Schon seit Tagen darf ich mir von meiner Tochter Emma jeden Tag nach der Schule dieselbe Jeremiade anhören: Alle Mädchen hätten ein Smartphone mit Whatsapp, Instagram und Facebook – nur Emma nicht. Alle seien »in«, nur Emma sei »out«.
Nach einigen Tagen zermürbenden Rumgejammmers bin ich endlich weichgekocht und entwickele eine geniale, aber kostengünstige Idee: Einige Klicks auf meinem eigenen Whatsapp-Profil und schon erstrahlt dort Emmas Konterfei statt meinem, ihr Name nebst einigen Blümchen und Herzchen – voilà: Emmas Online-Präsenz ist fertig. Schon einige Sekunden später macht es Ping, und Emma wird unter Fanfarengeschall in die Whatsapp-Gruppe der dritten Klasse aufgenommen und hat endlich ein Leben!
Whatsapp Am nächsten Morgen um sechs ist die Whatsapp-Gruppe bereits wach: Ping, macht mein Handy – Ping, Ping, Ping. Und einige der frühreifen kleinen Gören schicken Fotos von ihren Frühstücksflocken, ihren Hamstern oder ihren neuen, sehr engen Jeans. Auf dem Weg ins Büro nimmt das Pingen kein Ende.
Und als ich meinen Computer hochfahre, habe ich 26 hirnrissige neue Nachrichten. Gerade, als ich mein Handy vor Wut an die Wand pfeffern will, Ping, schickt ein Gör ein wirklich schockierendes Foto von sich selbst mit neongrünen Augen und rosa Haaren, erstellt mit der neuen »Change me«-App, steht unter dem Foto. Hm, das muss ich mir sofort angucken.
Und tatsächlich: Diese Wunder-App schießt Selfies und verändert dabei die Farben. Klasse, muss ich gleich ausprobieren. Endlich blond! Ich mache ein paar ganz coole blonde Fotos von mir. Dann suche ich in meinem App-Store und finde außerdem noch eine »Beautify me«-App, die einem einen zauberhaft ebenmäßigen Teint verleiht, eine »Fett weg«-App, die Bilder ganz subtil etwas in die Länge zieht und so Kilos wegschummelt, eine »Perfect Hair«-App gibt es natürlich auch.

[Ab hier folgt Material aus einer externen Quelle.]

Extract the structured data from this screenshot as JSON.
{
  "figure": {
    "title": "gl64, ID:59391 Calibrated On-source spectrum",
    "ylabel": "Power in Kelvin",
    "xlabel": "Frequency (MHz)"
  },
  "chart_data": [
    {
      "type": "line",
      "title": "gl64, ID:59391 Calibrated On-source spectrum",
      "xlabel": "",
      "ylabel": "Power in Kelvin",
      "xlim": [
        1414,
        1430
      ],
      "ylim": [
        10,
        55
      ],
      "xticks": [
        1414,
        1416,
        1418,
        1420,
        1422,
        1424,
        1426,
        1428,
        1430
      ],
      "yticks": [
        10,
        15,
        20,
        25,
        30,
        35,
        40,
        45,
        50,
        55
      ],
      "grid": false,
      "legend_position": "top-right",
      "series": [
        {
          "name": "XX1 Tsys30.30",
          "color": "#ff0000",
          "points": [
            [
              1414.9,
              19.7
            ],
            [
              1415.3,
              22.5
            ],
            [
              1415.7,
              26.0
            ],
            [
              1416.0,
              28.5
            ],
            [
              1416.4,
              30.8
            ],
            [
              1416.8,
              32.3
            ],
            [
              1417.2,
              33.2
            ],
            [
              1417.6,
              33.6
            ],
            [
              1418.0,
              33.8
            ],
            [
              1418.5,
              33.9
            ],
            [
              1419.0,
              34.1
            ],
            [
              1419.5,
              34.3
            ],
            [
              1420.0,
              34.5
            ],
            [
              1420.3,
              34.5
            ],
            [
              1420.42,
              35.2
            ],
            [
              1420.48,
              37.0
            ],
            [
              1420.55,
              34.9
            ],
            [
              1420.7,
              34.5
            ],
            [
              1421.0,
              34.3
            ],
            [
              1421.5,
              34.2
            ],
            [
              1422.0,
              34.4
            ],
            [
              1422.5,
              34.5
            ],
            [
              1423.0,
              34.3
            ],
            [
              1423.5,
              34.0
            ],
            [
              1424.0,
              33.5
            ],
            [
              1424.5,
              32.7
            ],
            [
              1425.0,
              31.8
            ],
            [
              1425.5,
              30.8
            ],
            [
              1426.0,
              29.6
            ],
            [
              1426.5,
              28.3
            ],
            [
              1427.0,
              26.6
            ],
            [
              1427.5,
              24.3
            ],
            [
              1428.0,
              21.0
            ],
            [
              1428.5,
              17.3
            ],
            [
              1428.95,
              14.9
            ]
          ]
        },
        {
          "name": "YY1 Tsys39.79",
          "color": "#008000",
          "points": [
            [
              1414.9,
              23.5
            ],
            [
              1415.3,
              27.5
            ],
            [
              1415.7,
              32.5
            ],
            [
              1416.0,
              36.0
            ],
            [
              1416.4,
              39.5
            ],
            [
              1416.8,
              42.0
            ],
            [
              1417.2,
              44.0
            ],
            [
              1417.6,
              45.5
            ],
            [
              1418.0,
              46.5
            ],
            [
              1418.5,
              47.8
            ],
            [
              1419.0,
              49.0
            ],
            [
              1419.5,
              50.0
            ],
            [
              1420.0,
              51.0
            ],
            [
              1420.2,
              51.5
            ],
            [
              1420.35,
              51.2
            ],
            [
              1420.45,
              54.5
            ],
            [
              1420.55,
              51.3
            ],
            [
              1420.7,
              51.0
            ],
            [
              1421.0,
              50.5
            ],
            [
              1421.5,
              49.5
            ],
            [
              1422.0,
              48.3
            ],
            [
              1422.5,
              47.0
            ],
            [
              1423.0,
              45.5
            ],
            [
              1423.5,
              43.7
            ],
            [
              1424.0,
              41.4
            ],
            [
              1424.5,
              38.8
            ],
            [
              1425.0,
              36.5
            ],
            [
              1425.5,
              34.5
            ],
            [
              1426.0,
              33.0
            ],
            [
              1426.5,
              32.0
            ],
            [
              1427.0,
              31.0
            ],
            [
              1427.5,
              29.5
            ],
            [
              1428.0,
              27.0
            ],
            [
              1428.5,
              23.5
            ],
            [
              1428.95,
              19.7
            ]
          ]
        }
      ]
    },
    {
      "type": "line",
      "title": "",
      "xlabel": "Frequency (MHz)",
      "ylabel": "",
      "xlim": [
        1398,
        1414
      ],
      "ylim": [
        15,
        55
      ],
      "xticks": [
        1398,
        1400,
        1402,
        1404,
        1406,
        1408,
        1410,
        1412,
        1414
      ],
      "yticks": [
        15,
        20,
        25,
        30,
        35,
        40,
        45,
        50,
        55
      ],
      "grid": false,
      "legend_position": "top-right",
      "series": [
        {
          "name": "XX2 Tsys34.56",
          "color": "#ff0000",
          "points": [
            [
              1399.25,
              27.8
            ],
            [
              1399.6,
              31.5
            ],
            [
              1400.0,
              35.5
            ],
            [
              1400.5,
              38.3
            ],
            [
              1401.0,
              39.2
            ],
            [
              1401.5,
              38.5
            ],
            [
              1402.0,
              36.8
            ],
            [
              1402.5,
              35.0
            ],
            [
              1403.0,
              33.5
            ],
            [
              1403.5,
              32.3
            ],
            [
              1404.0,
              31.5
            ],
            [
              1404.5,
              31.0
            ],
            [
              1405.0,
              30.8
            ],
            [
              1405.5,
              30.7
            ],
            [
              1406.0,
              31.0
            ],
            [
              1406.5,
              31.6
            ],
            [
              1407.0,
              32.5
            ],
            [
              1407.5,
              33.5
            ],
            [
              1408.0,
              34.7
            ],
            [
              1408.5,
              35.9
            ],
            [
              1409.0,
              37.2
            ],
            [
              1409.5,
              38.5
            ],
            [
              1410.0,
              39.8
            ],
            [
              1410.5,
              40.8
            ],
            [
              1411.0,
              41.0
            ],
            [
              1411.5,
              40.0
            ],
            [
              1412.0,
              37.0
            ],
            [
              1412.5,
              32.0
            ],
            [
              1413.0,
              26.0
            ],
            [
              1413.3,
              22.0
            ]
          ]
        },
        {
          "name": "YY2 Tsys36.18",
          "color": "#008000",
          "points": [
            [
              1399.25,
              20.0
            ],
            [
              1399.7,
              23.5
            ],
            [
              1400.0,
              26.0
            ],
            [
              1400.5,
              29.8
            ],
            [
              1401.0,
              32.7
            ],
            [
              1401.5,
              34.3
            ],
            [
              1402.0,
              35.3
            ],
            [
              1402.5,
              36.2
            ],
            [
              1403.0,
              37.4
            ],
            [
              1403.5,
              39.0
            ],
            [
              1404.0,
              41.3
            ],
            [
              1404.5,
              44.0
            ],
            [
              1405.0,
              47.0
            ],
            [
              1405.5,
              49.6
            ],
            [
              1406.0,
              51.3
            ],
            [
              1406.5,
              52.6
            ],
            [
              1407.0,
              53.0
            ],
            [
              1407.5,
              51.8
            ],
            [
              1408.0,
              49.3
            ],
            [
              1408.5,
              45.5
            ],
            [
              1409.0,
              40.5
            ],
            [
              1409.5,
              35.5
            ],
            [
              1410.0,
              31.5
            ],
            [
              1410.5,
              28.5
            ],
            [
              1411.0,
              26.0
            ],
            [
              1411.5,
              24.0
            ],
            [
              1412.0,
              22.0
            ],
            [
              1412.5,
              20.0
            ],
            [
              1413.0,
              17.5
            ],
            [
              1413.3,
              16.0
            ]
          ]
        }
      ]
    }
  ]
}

Make-up Auf dem neuesten Selfie sehe ich endlich perfekt aus! Triumphierend schicke ich mein neues Ich an die Whatsapp-Gruppe. »Wers’n das?«, pingt eines der Gören: »Das ist meine Mama«, pinge ich als Emma mit stolzgeschwellter Brust zurück. Das Gör: »Entschuldige Emma, aber deine Mama ist klein und moppelig. Das wissen wir alle«, »Genau«, schreibt Gör Nummer zwei. »Ihre Haare sind immer ganz strubbelig, nicht so wie auf dem Foto, und ihr Gesicht ist immer ganz verknautscht und pickelig«, nöhlt Gör Nummer drei. »Das kannst du auch mit dem besten Make-up nicht wegkriegen, sagt meine Mama immer!«
Jetzt platzt mir der Kragen, und ich pinge Gör eins an, dass ihre Mama gelbe Zähne hat, und an Gör zwei, dass ihre Mama Säbelbeine und fettige Haare hat, und Gör drei teile ich mit, ihre Mama habe einen Riesenhintern. Rums! Ein Geräusch wie Türenknallen kommt aus meinem Handy: Gör eins hat die Gruppe verlassen. Gör zwei und drei folgen stehenden Fußes mit lautem Türenknallen, ebenso alle anderen Gören. Bis ich, alias Emma, allein mit meiner Whatsapp-Gruppe dastehe.
Na super. Mit wenigen Klicks habe ich das Social Life meiner Tochter vollständig ruiniert. Ich glaube, ich bin ihr was schuldig – zum Beispiel das allerschickste, hypermodernste Smartphone.